In this work, a reversible and low-cost microfluidic sealing methodology is proposed. It consists of mechanically holding the chip between two PMMA plates. This proposed methodology does not require clean room facilities for device cleaning, nor does it require plasma bonding, and it is easy to perform. Furthermore, the proposed manufacturing method allows simple unmolding, as well as uniform dimensions throughout the entire PDMS chip.

In addition, it is possible to save a considerable amount of PDMS, since the methodology limits waste due to its closed edges for each model.
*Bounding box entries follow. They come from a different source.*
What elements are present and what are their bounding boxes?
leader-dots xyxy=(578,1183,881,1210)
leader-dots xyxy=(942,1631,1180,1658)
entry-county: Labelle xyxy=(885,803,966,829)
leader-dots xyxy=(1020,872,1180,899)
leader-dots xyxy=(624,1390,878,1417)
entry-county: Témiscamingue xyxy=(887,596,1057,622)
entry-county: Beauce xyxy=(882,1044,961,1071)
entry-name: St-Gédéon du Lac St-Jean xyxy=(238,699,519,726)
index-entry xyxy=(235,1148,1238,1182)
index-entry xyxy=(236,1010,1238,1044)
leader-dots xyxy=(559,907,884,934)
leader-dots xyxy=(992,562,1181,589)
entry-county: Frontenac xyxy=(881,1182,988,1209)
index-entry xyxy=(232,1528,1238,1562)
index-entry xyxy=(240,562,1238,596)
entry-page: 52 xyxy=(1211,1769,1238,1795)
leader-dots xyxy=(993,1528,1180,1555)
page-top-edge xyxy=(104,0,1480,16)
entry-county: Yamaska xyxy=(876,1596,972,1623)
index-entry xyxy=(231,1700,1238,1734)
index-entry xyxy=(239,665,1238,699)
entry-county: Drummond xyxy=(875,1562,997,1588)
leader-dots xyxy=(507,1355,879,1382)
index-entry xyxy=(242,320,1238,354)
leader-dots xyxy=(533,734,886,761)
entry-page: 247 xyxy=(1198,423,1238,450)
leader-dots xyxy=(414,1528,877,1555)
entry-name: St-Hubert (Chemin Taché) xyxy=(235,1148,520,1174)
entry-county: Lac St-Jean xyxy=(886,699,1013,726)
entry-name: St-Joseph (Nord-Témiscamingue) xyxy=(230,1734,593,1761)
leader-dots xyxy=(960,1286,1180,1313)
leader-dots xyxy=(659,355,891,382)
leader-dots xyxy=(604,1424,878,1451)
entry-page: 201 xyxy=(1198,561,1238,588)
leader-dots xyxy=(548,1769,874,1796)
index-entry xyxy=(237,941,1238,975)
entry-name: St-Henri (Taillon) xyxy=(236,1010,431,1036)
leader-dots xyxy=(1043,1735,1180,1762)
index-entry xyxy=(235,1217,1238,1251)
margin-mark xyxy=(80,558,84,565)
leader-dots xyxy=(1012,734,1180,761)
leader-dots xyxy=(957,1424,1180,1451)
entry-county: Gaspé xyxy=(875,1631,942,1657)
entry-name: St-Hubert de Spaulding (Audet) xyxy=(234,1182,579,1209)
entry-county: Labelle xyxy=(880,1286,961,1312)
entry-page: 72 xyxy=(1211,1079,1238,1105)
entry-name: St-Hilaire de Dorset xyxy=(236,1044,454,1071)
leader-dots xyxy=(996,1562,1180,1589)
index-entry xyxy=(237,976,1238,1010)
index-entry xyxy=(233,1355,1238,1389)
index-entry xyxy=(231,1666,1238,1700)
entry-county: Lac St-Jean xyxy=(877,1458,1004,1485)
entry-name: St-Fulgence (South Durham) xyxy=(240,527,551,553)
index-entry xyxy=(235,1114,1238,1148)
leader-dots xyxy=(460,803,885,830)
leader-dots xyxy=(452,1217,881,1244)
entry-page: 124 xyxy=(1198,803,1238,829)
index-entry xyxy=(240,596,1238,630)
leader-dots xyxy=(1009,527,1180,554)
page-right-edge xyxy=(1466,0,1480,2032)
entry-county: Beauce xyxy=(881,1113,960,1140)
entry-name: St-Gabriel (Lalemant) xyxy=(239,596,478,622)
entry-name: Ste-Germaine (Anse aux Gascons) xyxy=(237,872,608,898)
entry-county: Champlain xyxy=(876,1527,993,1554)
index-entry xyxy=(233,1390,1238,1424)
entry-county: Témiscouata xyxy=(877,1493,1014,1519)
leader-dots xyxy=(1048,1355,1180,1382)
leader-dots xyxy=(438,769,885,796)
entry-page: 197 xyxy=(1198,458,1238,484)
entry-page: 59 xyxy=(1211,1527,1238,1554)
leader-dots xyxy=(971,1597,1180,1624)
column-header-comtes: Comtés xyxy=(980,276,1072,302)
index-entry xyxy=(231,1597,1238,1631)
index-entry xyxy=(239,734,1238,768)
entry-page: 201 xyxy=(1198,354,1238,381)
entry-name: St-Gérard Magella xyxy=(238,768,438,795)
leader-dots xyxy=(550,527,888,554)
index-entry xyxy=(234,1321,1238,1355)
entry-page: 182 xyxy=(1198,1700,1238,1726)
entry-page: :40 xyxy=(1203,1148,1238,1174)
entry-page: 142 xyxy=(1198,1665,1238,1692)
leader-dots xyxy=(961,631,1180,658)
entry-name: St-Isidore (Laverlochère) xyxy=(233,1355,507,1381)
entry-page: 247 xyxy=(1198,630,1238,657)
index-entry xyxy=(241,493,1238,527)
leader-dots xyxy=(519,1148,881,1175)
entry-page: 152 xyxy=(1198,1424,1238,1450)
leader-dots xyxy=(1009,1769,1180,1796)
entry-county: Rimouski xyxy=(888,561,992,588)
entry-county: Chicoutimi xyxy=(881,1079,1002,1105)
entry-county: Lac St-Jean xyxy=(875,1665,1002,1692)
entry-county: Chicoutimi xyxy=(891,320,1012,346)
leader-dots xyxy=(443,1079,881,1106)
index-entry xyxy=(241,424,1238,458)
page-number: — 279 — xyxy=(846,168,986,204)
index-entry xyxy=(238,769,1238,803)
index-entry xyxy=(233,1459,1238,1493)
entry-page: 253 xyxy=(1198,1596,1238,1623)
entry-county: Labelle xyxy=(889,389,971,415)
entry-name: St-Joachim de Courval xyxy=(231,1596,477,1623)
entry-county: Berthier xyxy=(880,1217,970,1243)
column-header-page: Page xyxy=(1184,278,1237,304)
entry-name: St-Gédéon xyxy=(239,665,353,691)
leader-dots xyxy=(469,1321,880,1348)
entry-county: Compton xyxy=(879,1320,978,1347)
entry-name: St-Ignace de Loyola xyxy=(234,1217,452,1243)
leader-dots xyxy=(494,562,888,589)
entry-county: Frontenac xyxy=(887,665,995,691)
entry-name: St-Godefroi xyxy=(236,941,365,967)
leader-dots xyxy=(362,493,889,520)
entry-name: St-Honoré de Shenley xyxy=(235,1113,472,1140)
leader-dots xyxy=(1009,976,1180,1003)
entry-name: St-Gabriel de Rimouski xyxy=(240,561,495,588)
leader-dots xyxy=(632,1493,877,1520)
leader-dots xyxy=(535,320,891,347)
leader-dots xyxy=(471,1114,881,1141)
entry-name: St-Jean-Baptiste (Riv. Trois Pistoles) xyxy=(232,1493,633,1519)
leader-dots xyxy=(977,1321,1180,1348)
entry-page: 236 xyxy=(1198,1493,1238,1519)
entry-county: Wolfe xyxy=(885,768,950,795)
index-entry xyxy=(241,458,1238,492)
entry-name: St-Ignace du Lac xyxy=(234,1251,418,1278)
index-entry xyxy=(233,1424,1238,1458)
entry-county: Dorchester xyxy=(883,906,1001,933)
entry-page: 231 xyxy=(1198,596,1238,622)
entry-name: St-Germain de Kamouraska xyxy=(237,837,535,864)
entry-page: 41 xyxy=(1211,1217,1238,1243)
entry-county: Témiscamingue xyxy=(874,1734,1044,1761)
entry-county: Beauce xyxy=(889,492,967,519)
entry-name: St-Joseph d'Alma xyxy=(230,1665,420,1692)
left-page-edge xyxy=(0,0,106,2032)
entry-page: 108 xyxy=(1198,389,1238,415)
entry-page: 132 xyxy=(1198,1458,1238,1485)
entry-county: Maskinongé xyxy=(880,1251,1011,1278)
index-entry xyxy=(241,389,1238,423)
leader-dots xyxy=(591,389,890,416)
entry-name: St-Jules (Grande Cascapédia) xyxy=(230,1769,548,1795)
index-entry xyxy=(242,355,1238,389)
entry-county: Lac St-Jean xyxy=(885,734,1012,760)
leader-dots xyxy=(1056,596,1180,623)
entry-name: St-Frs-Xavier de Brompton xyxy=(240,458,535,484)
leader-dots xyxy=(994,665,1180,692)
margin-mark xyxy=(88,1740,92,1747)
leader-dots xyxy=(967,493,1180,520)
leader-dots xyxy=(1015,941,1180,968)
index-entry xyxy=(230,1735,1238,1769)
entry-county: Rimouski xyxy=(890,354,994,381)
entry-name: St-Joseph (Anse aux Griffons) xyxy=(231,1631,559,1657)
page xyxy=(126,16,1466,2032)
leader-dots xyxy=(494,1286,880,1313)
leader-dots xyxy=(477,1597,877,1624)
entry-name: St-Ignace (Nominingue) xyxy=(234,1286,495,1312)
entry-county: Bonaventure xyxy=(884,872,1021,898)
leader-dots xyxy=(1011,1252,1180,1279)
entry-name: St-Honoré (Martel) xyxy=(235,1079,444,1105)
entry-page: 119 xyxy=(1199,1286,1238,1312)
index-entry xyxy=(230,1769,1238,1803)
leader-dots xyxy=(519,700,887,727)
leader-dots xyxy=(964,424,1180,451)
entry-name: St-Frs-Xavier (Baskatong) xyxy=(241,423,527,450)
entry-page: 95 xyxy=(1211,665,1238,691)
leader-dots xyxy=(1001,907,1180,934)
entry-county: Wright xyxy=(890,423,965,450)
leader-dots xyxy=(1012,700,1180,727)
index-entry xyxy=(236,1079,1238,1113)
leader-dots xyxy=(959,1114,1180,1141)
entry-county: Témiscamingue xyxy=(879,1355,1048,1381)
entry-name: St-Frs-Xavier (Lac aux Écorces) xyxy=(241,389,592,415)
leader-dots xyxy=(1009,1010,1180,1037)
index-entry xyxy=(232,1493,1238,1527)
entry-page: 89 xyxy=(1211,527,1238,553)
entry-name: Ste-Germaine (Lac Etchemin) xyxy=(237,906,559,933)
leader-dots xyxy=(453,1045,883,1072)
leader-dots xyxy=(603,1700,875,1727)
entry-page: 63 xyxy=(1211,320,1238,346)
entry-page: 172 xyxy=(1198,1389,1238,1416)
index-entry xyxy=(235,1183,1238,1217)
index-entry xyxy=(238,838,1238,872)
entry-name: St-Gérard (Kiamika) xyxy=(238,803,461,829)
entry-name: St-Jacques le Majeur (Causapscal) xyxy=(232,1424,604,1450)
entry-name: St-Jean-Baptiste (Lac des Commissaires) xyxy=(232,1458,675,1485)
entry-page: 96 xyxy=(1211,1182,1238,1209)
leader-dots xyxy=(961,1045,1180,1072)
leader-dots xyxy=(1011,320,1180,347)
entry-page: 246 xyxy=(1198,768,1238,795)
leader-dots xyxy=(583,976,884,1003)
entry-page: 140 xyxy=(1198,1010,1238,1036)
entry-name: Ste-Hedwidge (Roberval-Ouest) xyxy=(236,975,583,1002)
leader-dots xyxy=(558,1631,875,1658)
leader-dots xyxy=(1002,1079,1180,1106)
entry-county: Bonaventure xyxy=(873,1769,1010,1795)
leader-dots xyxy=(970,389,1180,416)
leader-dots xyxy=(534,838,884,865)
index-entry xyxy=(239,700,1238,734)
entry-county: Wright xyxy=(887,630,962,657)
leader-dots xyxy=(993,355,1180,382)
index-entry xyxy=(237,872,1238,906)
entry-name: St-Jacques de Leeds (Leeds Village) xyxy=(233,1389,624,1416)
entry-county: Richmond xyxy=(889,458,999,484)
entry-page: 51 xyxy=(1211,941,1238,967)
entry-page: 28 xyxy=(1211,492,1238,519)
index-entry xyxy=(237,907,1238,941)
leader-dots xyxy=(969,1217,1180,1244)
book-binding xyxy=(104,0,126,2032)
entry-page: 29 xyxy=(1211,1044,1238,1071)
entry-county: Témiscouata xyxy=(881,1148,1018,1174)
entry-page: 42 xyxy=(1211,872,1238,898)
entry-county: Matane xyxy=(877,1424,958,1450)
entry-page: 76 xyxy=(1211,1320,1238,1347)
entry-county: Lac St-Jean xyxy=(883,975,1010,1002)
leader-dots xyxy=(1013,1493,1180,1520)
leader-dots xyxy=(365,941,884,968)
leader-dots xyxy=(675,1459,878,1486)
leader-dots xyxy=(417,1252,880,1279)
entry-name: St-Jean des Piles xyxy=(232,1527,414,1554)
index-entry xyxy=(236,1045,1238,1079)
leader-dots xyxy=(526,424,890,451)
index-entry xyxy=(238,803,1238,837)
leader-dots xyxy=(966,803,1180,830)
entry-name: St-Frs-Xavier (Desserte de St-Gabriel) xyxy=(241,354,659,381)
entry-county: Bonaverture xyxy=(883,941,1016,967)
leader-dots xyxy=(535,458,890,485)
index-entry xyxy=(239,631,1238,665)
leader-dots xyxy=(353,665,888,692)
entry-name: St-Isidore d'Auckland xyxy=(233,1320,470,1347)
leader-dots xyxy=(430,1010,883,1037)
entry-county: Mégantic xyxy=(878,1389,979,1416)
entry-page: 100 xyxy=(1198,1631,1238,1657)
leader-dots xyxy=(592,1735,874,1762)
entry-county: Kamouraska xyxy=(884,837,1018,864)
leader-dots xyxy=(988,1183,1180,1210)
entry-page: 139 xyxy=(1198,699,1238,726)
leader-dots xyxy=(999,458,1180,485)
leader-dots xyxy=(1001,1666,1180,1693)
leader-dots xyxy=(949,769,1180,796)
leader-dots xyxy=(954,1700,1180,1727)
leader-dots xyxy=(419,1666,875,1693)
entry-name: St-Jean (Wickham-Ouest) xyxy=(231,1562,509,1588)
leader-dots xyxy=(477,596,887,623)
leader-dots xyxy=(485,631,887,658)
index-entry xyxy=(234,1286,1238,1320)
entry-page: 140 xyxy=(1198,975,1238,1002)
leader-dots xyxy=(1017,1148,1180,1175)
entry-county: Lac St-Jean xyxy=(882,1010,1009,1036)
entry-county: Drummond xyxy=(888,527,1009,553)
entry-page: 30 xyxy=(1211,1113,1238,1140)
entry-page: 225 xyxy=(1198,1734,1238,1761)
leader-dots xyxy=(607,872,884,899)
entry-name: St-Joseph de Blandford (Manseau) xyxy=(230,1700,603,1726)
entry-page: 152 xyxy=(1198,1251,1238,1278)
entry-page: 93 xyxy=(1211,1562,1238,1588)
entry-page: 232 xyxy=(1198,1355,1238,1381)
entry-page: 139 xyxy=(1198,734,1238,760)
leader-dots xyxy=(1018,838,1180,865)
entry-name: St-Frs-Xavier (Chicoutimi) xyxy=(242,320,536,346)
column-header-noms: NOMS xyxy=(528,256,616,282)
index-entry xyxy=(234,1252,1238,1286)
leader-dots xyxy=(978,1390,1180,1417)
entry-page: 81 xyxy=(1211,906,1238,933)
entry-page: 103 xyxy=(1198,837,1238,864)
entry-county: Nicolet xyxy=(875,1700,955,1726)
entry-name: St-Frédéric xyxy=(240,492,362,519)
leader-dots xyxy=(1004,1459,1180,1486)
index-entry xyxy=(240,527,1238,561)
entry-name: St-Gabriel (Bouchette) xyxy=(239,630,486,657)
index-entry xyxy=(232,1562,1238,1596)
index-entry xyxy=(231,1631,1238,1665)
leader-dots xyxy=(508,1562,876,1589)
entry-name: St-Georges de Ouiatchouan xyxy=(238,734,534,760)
The methodology increases the versatility of the use of microfluidic devices since it does not imply an irreversible union.

In our work, we verified the reliability and performance of the droplet-forming microdevice that has multiple uses, such as the recovery of droplets with chemical compounds, drugs, the recovery of specific clone cells, and hydrogels for long-term culture.

It is also important to note that the REPSAF system not only applies to droplet-forming microdevices, but it can also be used with cell culture chips, diluters, and applications such as EOR assisted oil recovery. In addition, the system can be used with different materials such as glass, plastic, or PMMA for several applications.